Solar Hole May Blow In Aurora Tonight Jan. 23-24

The aurora photographed from the International Space Station. NASA / ESA

Let’s just keep the fun going, shall we? First the eclipse, then the Venus-Jupiter conjunction topped by a display of the northern lights. A recent coronal hole on the sun could fire up a G1 minor storm this evening starting at nightfall and continuing through about 1 a.m. (Central time). Holes are regions in the sun’s corona where the magnetic field opens into space. Instead of constrained to the sun, the field lines reach outward like those snakes uncoiling from Medusa’s head and send high-speed streams of electrons and protons toward the Earth. If they arrive pointed in the right direction, they connect with our planet’s magnetic field and find their way into the atmosphere to initiate the aurora.

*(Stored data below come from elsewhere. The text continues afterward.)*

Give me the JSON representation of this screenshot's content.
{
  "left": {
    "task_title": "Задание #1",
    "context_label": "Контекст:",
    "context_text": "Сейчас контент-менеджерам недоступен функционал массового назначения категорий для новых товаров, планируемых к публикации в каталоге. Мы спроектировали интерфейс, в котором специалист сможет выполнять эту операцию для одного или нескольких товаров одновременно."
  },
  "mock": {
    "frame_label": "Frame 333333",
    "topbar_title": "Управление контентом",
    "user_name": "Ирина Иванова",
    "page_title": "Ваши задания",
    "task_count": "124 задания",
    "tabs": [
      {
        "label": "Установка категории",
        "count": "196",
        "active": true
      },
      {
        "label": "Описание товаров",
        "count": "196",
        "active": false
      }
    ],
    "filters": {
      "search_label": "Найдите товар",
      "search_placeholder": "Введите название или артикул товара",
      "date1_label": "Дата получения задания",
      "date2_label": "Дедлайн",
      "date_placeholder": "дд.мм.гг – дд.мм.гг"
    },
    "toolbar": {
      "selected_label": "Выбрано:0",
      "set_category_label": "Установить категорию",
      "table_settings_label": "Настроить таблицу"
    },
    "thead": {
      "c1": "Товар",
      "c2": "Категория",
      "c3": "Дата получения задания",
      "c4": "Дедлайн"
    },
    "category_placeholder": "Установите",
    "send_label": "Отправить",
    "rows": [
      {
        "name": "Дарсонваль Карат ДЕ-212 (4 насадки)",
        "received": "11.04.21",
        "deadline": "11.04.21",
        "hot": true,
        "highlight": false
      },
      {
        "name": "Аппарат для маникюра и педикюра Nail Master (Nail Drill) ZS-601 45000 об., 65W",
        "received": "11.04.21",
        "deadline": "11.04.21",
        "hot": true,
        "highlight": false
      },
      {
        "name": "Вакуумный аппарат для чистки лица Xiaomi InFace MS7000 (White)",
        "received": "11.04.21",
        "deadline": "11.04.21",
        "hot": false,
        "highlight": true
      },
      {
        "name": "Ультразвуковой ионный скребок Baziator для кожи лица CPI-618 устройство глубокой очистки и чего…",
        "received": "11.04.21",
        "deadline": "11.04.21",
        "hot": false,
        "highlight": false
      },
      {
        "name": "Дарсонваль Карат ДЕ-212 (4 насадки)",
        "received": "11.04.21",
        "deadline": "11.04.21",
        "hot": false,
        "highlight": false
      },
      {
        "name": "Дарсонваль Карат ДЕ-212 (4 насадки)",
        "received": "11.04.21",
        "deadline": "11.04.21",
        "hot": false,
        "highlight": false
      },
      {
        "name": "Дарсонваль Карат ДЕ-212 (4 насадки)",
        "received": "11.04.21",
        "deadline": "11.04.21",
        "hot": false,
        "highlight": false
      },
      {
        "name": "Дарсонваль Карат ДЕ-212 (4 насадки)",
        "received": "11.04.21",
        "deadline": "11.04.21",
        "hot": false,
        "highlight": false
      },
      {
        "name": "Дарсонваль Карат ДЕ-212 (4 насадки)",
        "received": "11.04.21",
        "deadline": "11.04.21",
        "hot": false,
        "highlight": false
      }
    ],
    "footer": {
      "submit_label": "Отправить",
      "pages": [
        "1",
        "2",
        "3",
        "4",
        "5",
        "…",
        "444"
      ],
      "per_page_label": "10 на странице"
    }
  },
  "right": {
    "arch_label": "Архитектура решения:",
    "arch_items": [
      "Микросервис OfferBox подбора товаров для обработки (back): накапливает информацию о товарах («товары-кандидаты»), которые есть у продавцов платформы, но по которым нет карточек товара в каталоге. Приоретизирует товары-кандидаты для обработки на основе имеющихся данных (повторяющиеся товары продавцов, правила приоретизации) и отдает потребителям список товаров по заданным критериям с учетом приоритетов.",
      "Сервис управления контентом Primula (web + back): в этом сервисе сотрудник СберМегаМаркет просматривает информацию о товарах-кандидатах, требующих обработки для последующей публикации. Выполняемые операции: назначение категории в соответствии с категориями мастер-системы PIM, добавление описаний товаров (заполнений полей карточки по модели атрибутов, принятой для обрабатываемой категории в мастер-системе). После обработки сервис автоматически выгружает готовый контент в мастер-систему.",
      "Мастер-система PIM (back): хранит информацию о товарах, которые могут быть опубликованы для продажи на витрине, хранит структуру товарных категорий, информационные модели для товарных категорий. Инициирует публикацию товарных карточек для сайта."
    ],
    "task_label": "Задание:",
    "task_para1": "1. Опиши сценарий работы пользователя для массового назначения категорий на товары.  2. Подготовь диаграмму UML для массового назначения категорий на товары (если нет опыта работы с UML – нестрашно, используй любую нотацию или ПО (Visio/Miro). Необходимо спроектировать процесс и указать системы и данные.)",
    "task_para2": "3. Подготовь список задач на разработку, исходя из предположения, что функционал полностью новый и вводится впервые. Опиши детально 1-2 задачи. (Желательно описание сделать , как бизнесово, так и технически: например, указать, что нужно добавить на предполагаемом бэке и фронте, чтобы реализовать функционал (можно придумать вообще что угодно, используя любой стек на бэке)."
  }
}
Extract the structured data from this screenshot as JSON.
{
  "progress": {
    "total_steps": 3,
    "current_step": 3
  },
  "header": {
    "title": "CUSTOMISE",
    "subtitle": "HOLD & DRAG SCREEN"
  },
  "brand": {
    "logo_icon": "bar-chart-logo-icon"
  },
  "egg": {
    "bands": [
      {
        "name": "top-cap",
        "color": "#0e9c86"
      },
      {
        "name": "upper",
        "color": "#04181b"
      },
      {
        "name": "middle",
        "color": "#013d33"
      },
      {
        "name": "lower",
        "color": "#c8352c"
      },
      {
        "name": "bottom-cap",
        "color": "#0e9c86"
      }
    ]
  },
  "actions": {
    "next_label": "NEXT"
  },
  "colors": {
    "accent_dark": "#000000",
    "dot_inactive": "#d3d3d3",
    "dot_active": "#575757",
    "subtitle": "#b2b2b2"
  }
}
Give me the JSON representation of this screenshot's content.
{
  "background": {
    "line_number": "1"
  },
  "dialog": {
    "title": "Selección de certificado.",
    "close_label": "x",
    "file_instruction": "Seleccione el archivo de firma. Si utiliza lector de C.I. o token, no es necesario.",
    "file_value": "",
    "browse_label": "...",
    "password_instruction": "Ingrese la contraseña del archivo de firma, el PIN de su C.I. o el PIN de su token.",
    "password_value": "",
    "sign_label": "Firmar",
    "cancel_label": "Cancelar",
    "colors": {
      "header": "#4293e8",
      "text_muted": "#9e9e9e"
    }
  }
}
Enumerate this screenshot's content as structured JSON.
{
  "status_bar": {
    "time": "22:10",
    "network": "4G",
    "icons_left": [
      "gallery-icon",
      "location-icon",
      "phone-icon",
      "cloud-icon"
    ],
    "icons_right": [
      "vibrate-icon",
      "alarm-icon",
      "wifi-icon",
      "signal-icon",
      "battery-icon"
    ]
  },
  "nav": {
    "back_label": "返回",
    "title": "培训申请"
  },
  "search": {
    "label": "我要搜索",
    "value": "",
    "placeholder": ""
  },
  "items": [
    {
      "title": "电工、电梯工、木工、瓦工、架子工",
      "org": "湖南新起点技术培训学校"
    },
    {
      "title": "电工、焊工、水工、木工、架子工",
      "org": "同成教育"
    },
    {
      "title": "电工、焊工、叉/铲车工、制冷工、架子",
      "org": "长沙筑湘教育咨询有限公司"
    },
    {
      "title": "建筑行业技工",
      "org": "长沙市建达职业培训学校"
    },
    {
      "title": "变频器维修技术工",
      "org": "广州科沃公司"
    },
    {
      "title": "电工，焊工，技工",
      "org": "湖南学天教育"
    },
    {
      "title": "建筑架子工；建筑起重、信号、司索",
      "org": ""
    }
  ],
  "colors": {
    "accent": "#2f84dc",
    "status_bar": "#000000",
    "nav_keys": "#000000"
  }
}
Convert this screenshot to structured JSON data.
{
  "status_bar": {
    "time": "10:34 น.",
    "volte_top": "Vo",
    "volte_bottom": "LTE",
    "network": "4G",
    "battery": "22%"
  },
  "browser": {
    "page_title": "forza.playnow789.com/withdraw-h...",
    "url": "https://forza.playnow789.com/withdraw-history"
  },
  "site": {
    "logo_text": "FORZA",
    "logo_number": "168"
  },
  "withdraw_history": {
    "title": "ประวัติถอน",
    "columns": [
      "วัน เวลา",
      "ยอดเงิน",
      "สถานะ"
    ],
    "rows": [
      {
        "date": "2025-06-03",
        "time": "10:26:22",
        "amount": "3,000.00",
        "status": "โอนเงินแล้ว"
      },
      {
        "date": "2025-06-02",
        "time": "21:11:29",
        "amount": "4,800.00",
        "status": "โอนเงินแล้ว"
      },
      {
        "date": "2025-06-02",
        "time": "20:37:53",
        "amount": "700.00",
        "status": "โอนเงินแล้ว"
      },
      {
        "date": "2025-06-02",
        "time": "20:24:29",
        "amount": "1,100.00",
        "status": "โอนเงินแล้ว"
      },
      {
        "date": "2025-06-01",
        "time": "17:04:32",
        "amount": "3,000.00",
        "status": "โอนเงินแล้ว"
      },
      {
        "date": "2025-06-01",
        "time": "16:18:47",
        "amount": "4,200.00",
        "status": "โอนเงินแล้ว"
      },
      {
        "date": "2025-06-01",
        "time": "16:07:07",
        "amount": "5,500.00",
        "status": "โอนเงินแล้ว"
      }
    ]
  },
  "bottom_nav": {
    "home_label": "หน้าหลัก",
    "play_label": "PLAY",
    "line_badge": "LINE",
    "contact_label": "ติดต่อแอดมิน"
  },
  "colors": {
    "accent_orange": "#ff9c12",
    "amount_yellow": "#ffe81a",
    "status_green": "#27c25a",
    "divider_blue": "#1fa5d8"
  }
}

This coronal hole, photographed here on Jan. 21 with NASA’s Solar Dynamics Observatory, has been huffing and puffing a subatomic solar soup in Earth’s direction. The sun looks strange because the photo was taken in far ultraviolet light. Regular light photos can’t show coronal holes and other magnetic features in the sun’s atmosphere. NASA/SDO

Let’s hope the forecast makes good. G1 storms usually are only visible from the northern regions of the northern border states, Canada and northern Europe and Russia. But I’ve seen minor storms become moderate ones with visibility extending further south into the central U.S. The best thing is just to go out and look tonight. If the aurora is active, you’ll see an arc-shaped glow — maybe with a hint of green coloration — low in the northern sky. Auroras typically show better around midnight, so if you don’t see anything at 7 or 8, try again before you go to bed. Be sure to allow your eyes at least 5 minutes to adapt to the darkness before calling off your search. You can also check the Aurora – 30 minute forecast to see the extent of the auroral oval. If its edge is over your location or close by, you have an excellent chance of seeing the aurora.

7 Responses

  1. Edward M Boll

    I looked before clouds came in. I did not see northern lights. Just curious. Have you looked at Comet Stephan Oterma lately? It is overhead during the night and reported still brighter than magnitude 11.

    1. astrobob

      It looks like the lights may arrive today sometime — behind schedule. I last observed 38P about two weeks ago but not lately. I did get a nice look a week ago at Y1 Iwamoto. I think it will be a nice one soon!

  2. Edward M. Boll

    Yes, I have not looked for Y1 yet. I was going to look for Wirtanen last night, but st 17 below and breezy just decided to scan stars with binoculars for about 3 minutes.